Toplum olarak cinselliği rahat konuşamadığımız, bilmediklerimizi soramadığımız için bu konuya dair sorunlar zor hatta bazen çözümsüz gibi görünebilir. Problemlerin en ağır olanları çözümsüz olduğu düşünülenlerdir. Sorun ne olursa olsun kişi bunu çözeceğine dair umut taşıyorsa çözümle ilgili daha hızlı ve sağlıklı ilerleme şansı olur.
Bu sorunu yaşayan çiftler, problemlerini paylaşamadıkları için uzman yardımı almakta çok gecikirler. Bu sorun tedavisi mümkünken, uzun yıllar süren kronik bir durum haline gelebilir. Böyle bir durumda ilk yapılması gereken organik bir bozukluğu olup olmadığından emin olmak, bir jinekolojik muayeneden geçmektir. İkinci önemli konu ise bu alanda yani cinsel işlev bozuklukları konusunda bir
uzmandan ya da ekipten yardım almak.
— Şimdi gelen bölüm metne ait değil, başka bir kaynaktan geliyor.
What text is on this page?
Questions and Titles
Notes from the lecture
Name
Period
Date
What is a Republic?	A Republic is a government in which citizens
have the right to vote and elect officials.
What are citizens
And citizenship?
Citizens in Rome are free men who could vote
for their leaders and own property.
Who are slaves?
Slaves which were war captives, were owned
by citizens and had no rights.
Zaman zaman bu alanda eğitimi ve deneyimi olmayan uzmanların veya kişilerin de müdahalesi, sorunu yaşayan çiftlerin daha da umutsuzluğa kapılmasına sebep olabilmekte.
Bu konu ile ilgili yardım almak isteyen çiftlerle çalışırken kadının ve erkeğin rahatlatılması, heyecan ve korkuları yatıştıracak ruhsal bir ortam oluşturulması için uygun psikolojik destek sağlanmalıdır.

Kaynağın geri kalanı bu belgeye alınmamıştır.